This channel predicts there will be a recession by the end of 2023. This is a short piece covering bank collapses, the UK budget and economic theories.
3 major banks have recently collapsed, drawing parallels with 2008. Silvergate Bank, on the 8th March. Silicon Valley Bank on the 10th. And Signature Bank on the 12th. The US, UK and EU regulators state these banks were special cases, unlikely to be repeated, but this is what they would say, as after all their role is to reassure and stabilize. The fact is more banks and companies are likely to collapse in the coming months. Credit Suisse today alone, Wednesday 15th March, has lost a massive 20% of its stock- value and looks very unstable, with Saudi backers refusing to invest any more capital. These collapses, I predict, will snowball into a financial crisis albeit less severe than that of 2008.
The UK Conservative Chancellor the Exchequer Jeremy Hunt released his Spring Budget today which was generally sensible and should be praised for its moderation. However it is simply outside the power of any one government to stop the boom and bust cycle of capitalism. It points out government success in combating inflation, with only 2.9% predicted by the OBR by December. It also keeps the Energy Price Guarantee at £2500 till June, saving hard-working British families millions, sets up Great British Nuclear, keeps the freeze on fuel duty, and granting a package of measures designed to get long-term sick, universal credit claimants, older workers and parents with children under 3 back to work. Time will tell how effective it is.

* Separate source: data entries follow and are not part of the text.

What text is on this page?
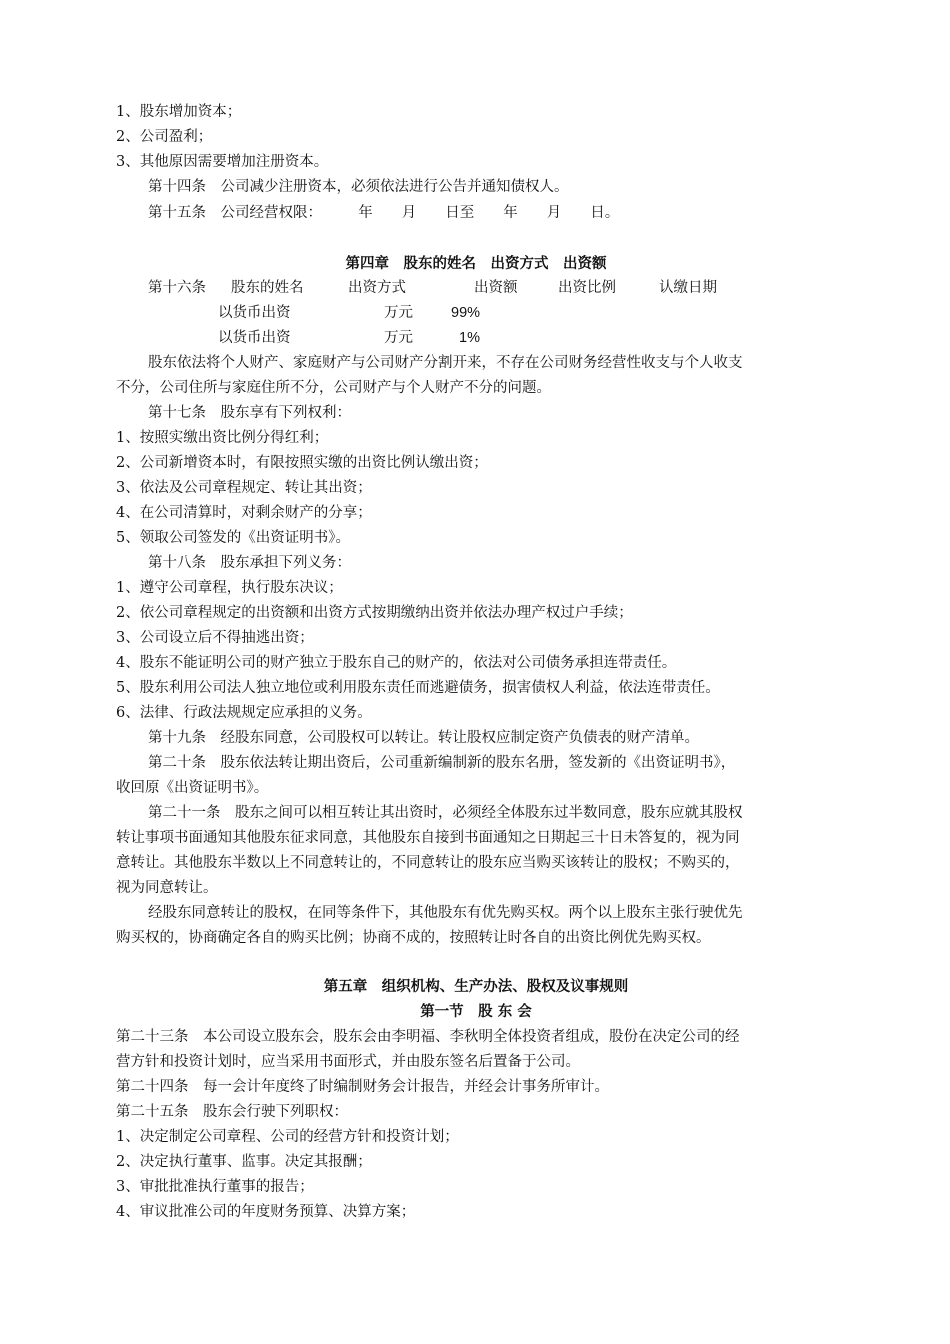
1、股东增加资本；
2、公司盈利；
3、其他原因需要增加注册资本。
第十四条　公司减少注册资本，必须依法进行公告并通知债权人。
第十五条　公司经营权限：　　　年　　月　　日至　　年　　月　　日。
第四章　股东的姓名　出资方式　出资额
第十六条 股东的姓名	出资方式	出资额	出资比例	认缴日期
以货币出资	万元	99%
以货币出资	万元	1%
股东依法将个人财产、家庭财产与公司财产分割开来，不存在公司财务经营性收支与个人收支
不分，公司住所与家庭住所不分，公司财产与个人财产不分的问题。
第十七条　股东享有下列权利：
1、按照实缴出资比例分得红利；
2、公司新增资本时，有限按照实缴的出资比例认缴出资；
3、依法及公司章程规定、转让其出资；
4、在公司清算时，对剩余财产的分享；
5、领取公司签发的《出资证明书》。
第十八条　股东承担下列义务：
1、遵守公司章程，执行股东决议；
2、依公司章程规定的出资额和出资方式按期缴纳出资并依法办理产权过户手续；
3、公司设立后不得抽逃出资；
4、股东不能证明公司的财产独立于股东自己的财产的，依法对公司债务承担连带责任。
5、股东利用公司法人独立地位或利用股东责任而逃避债务，损害债权人利益，依法连带责任。
6、法律、行政法规规定应承担的义务。
第十九条　经股东同意，公司股权可以转让。转让股权应制定资产负债表的财产清单。
第二十条　股东依法转让期出资后，公司重新编制新的股东名册，签发新的《出资证明书》，
收回原《出资证明书》。
第二十一条　股东之间可以相互转让其出资时，必须经全体股东过半数同意，股东应就其股权
转让事项书面通知其他股东征求同意，其他股东自接到书面通知之日期起三十日未答复的，视为同
意转让。其他股东半数以上不同意转让的，不同意转让的股东应当购买该转让的股权；不购买的，
视为同意转让。
经股东同意转让的股权，在同等条件下，其他股东有优先购买权。两个以上股东主张行驶优先
购买权的，协商确定各自的购买比例；协商不成的，按照转让时各自的出资比例优先购买权。
第五章　组织机构、生产办法、股权及议事规则
第一节　股 东 会
第二十三条　本公司设立股东会，股东会由李明福、李秋明全体投资者组成，股份在决定公司的经
营方针和投资计划时，应当采用书面形式，并由股东签名后置备于公司。
第二十四条　每一会计年度终了时编制财务会计报告，并经会计事务所审计。
第二十五条　股东会行驶下列职权：
1、决定制定公司章程、公司的经营方针和投资计划；
2、决定执行董事、监事。决定其报酬；
3、审批批准执行董事的报告；
4、审议批准公司的年度财务预算、决算方案；
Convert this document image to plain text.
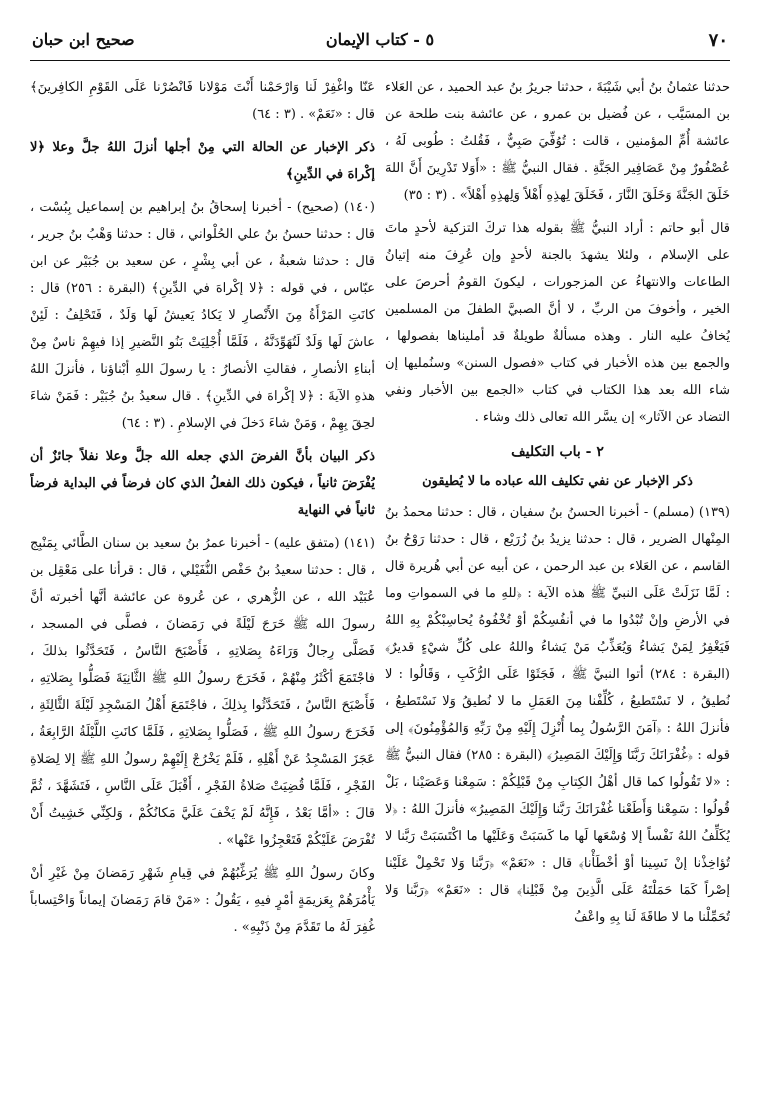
٧٠
٥ - كتاب الإيمان
صحيح ابن حبان

حدثنا عثمانُ بنُ أبي شَيْبَةَ ، حدثنا جريرُ بنُ عبد الحميد ، عن العَلاء بن المسَيَّب ، عن فُضيل بن عمرو ، عن عائشة بنت طلحة عن عائشة أُمِّ المؤمنين ، قالت : تُوُفِّيَ صَبِيٌّ ، فَقُلتُ : طُوبى لَهُ ، عُصْفُورٌ مِنْ عَصَافِير الجَنَّةِ . فقال النبيُّ ﷺ : «أَوَلا تَدْرِينَ أَنَّ اللهَ خَلَقَ الجَنَّةَ وَخَلَقَ النَّارَ ، فَخَلَقَ لِهذِهِ أَهْلاً وَلِهذِهِ أَهْلاً» . (٣ : ٣٥)

قال أبو حاتم : أراد النبيُّ ﷺ بقوله هذا تركَ التزكية لأحدٍ ماتَ على الإسلام ، ولئلا يشهدَ بالجنة لأحدٍ وإن عُرِفَ منه إتيانُ الطاعات والانتهاءُ عن المزجورات ، ليكونَ القومُ أحرصَ على الخير ، وأخوفَ من الربِّ ، لا أنَّ الصبيَّ الطفلَ من المسلمين يُخافُ عليه النار . وهذه مسألةٌ طويلةٌ قد أمليناها بفصولها ، والجمع بين هذه الأخبار في كتاب «فصول السنن» وسنُمليها إن شاء الله بعد هذا الكتاب في كتاب «الجمع بين الأخبار ونفي التضاد عن الآثار» إن يسَّر الله تعالى ذلك وشاء .

٢ - باب التكليف
ذكر الإخبار عن نفي تكليف الله عباده ما لا يُطيقون

(١٣٩) (مسلم) - أخبرنا الحسنُ بنُ سفيان ، قال : حدثنا محمدُ بنُ المِنْهال الضرير ، قال : حدثنا يزيدُ بنُ زُرَيْع ، قال : حدثنا رَوْحُ بنُ القاسم ، عن العَلاء بن عبد الرحمن ، عن أبيه عن أبي هُريرة قال : لَمَّا نَزَلَتْ عَلَى النبيِّ ﷺ هذه الآية : ﴿للهِ ما في السمواتِ وما في الأرضِ وإنْ تُبْدُوا ما في أنفُسِكُمْ أوْ تُخْفُوهُ يُحاسِبْكُمْ بِهِ اللهُ فَيَغْفِرُ لِمَنْ يَشاءُ وَيُعَذِّبُ مَنْ يَشاءُ واللهُ على كُلِّ شيْءٍ قديرٌ﴾ (البقرة : ٢٨٤) أتوا النبيَّ ﷺ ، فَجَثَوْا عَلَى الرُّكَبِ ، وَقَالُوا : لا نُطيقُ ، لا نَسْتَطيعُ ، كُلِّفْنا مِنَ العَمَلِ ما لا نُطيقُ وَلا نَسْتَطيعُ ، فأنزلَ اللهُ : ﴿آمَنَ الرَّسُولُ بِما أُنْزِلَ إِلَيْهِ مِنْ رَبِّهِ وَالمُؤْمِنُونَ﴾ إلى قوله : ﴿غُفْرَانَكَ رَبَّنَا وَإِلَيْكَ المَصِيرُ﴾ (البقرة : ٢٨٥) فقال النبيُّ ﷺ : «لا تَقُولُوا كما قال أهْلُ الكِتابِ مِنْ قَبْلِكُمْ : سَمِعْنا وَعَصَيْنا ، بَلْ قُولُوا : سَمِعْنا وَأَطَعْنا غُفْرَانَكَ رَبَّنا وَإِلَيْكَ المَصِيرُ» فأنزلَ اللهُ : ﴿لا يُكَلِّفُ اللهُ نَفْساً إلا وُسْعَها لَها ما كَسَبَتْ وَعَلَيْها ما اكْتَسَبَتْ رَبَّنا لا تُؤاخِذْنا إنْ نَسِينا أوْ أخْطَأْنا﴾ قال : «نَعَمْ» ﴿رَبَّنا وَلا تَحْمِلْ عَلَيْنا إصْراً كَمَا حَمَلْتَهُ عَلَى الَّذِينَ مِنْ قَبْلِنا﴾ قال : «نَعَمْ» ﴿رَبَّنا وَلا تُحَمِّلْنا ما لا طاقَةَ لَنا بِهِ واعْفُ

عَنّا واغْفِرْ لَنا وَارْحَمْنا أَنْتَ مَوْلانا فَانْصُرْنا عَلَى القَوْمِ الكافِرينَ﴾ قال : «نَعَمْ» . (٣ : ٦٤)

ذكر الإخبار عن الحالة التي مِنْ أجلها أنزلَ اللهُ جلَّ وعلا ﴿لا إكْراهَ في الدِّينِ﴾

(١٤٠) (صحيح) - أخبرنا إسحاقُ بنُ إبراهيم بن إسماعيل بِبُسْت ، قال : حدثنا حسنُ بنُ علي الحُلْواني ، قال : حدثنا وَهْبُ بنُ جرير ، قال : حدثنا شعبةُ ، عن أبي بِشْرٍ ، عن سعيد بن جُبَيْر عن ابن عبّاس ، في قوله : ﴿لا إكْراهَ في الدِّينِ﴾ (البقرة : ٢٥٦) قال : كانَتِ المَرْأَةُ مِنَ الأَنْصارِ لا يَكادُ يَعيشُ لَها وَلَدٌ ، فَتَحْلِفُ : لَئِنْ عاشَ لَها وَلَدٌ لَتُهَوِّدَنَّهُ ، فَلَمَّا أُجْلِيَتْ بَنُو النَّضيرِ إذا فيهِمْ ناسٌ مِنْ أبناءِ الأنصارِ ، فقالتِ الأنصارُ : يا رسولَ اللهِ أبْناؤنا ، فأنزلَ اللهُ هذهِ الآيةَ : ﴿لا إكْراهَ في الدِّينِ﴾ . قال سعيدُ بنُ جُبَيْر : فَمَنْ شاءَ لحِقَ بِهِمْ ، وَمَنْ شاءَ دَخلَ في الإسلامِ . (٣ : ٦٤)

ذكر البيان بأنَّ الفرضَ الذي جعله الله جلَّ وعلا نفلاً جائزٌ أن يُفْرَضَ ثانياً ، فيكون ذلك الفعلُ الذي كان فرضاً في البداية فرضاً ثانياً في النهاية

(١٤١) (متفق عليه) - أخبرنا عمرُ بنُ سعيد بن سنان الطَّائي بِمَنْبِج ، قال : حدثنا سعيدُ بنُ حَفْص النُّفَيْلي ، قال : قرأنا على مَعْقِل بن عُبَيْد الله ، عن الزُّهري ، عن عُروة عن عائشة أنَّها أخبرته أنَّ رسولَ الله ﷺ خَرَجَ لَيْلَةً في رَمَضانَ ، فصلَّى في المسجد ، فَصَلَّى رِجالٌ وَرَاءَهُ بِصَلاتِهِ ، فَأَصْبَحَ النَّاسُ ، فَتَحَدَّثُوا بذلكَ ، فاجْتَمَعَ أكْثَرُ مِنْهُمْ ، فَخَرَجَ رسولُ اللهِ ﷺ الثَّانِيَةَ فَصَلُّوا بِصَلاتِهِ ، فَأَصْبَحَ النَّاسُ ، فَتَحَدَّثُوا بِذلِكَ ، فاجْتَمَعَ أَهْلُ المَسْجِدِ لَيْلَةَ الثَّالِثَةِ ، فَخَرَجَ رسولُ اللهِ ﷺ ، فَصَلُّوا بِصَلاتِهِ ، فَلَمَّا كانَتِ اللَّيْلَةُ الرَّابِعَةُ ، عَجَزَ المَسْجِدُ عَنْ أَهْلِهِ ، فَلَمْ يَخْرُجْ إِلَيْهِمْ رسولُ اللهِ ﷺ إلا لِصَلاةِ الفَجْرِ ، فَلَمَّا قُضِيَتْ صَلاةُ الفَجْرِ ، أَقْبَلَ عَلَى النَّاسِ ، فَتَشَهَّدَ ، ثُمَّ قالَ : «أمَّا بَعْدُ ، فَإِنَّهُ لَمْ يَخْفَ عَلَيَّ مَكانُكُمْ ، وَلكِنِّي خَشِيتُ أَنْ تُفْرَضَ عَلَيْكُمْ فَتَعْجِزُوا عَنْها» .

وكانَ رسولُ اللهِ ﷺ يُرَغِّبُهُمْ في قِيامِ شَهْرِ رَمَضانَ مِنْ غَيْرِ أنْ يَأْمُرَهُمْ بِعَزيمَةٍ أمْرٍ فيهِ ، يَقُولُ : «مَنْ قامَ رَمَضانَ إيماناً وَاحْتِساباً غُفِرَ لَهُ ما تَقَدَّمَ مِنْ ذَنْبِهِ» .
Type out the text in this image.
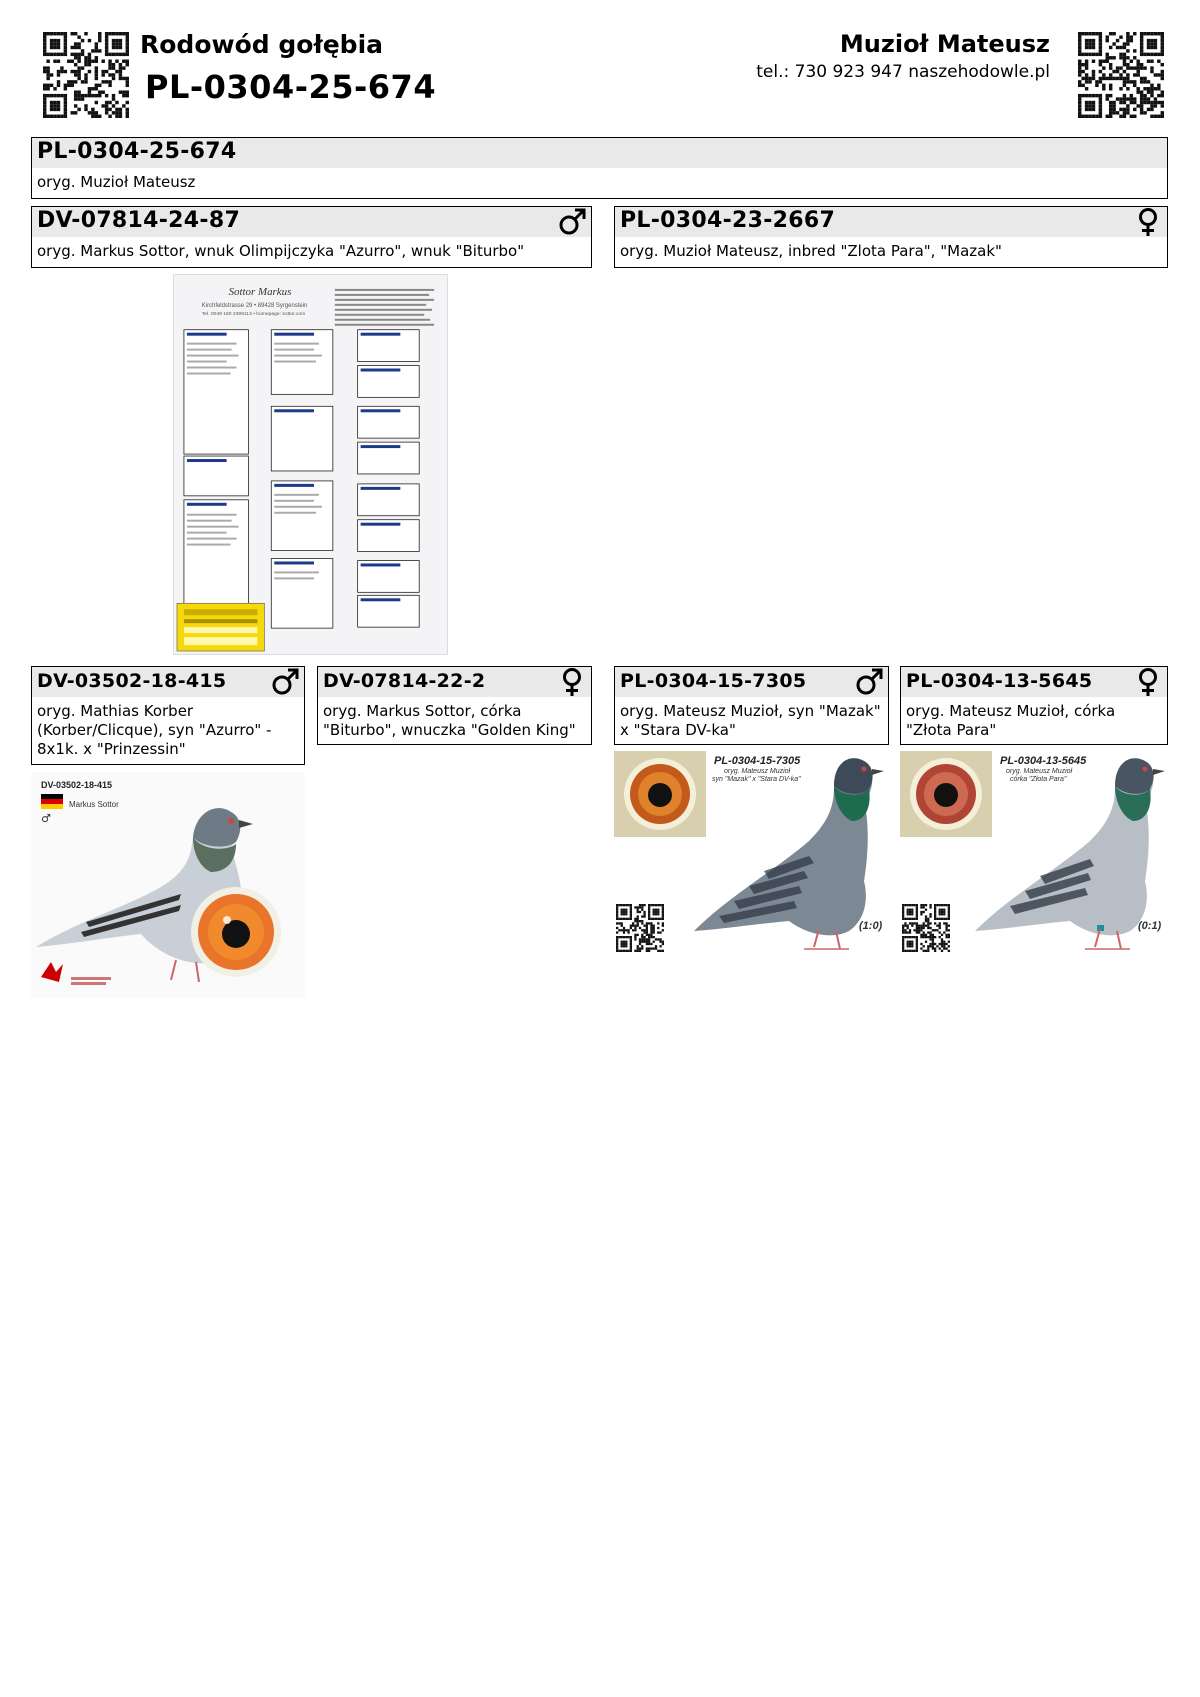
Rodowód gołębia
PL-0304-25-674
Muzioł Mateusz
tel.: 730 923 947 naszehodowle.pl
PL-0304-25-674
oryg. Muzioł Mateusz
DV-07814-24-87
oryg. Markus Sottor, wnuk Olimpijczyka "Azurro", wnuk "Biturbo"
PL-0304-23-2667
oryg. Muzioł Mateusz, inbred "Zlota Para", "Mazak"
Sottor Markus
Kirchfeldstrasse 29 • 89428 Syrgenstein
Tel. 0049 160 2399113 • homepage: sottor.com
DV-03502-18-415
oryg. Mathias Korber (Korber/Clicque), syn "Azurro" - 8x1k. x "Prinzessin"
DV-07814-22-2
oryg. Markus Sottor, córka "Biturbo", wnuczka "Golden King"
PL-0304-15-7305
oryg. Mateusz Muzioł, syn "Mazak" x "Stara DV-ka"
PL-0304-13-5645
oryg. Mateusz Muzioł, córka "Złota Para"
DV-03502-18-415
Markus Sottor
♂
PL-0304-15-7305
oryg. Mateusz Muzioł
syn "Mazak" x "Stara DV-ka"
(1:0)
PL-0304-13-5645
oryg. Mateusz Muzioł
córka "Złota Para"
(0:1)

The main reason I believe a recession will happen this year is because of critically low consumer confidence and overleveraged businesses. The British economist John Maynard Keynes explained that the business cycle of peaks and troughs was largely down to people’s ‘animal spirits’ and right now those spirits have much to be bleak about. Ukraine, the cost of living crisis, China and the trigger for a crisis of confidence could well be Silicon Valley Bank. Furthermore, the US economist Hyman Minsky, popular since the financial crisis, stated that after crashes capitalism starts cautious, but then as time passes it becomes more daring, and eventually reckless and engages in speculation which results in another crash. The process is driven by complacency mixed with greed. The speculation is crypto and the crash should be soon.
Now I would like to say that my prediction, like all economic predictions, should be treated with caution. Other than the commonsense idea that economics deals with people, and people are inherently unpredictable, there are weightier intellectual arguments. Nicholas Taleb argues that the events that really shape our world are Black Swans, unforeseeable, catastrophic happenings that are then retrospectively written about. And US economist John Muth with his theory of Rational Expectations says people’s expectations about the future determines whether, say, the price of a product will rise, or whether the whole economy will remain healthy. Maybe people will continue to be optimistic despite the overleveraged, financialised nature of our current economy. In which case a recession may not happen for some years.
One thing is for sure, caution in all things is an essential conservative trait that people and governments would do well to adopt.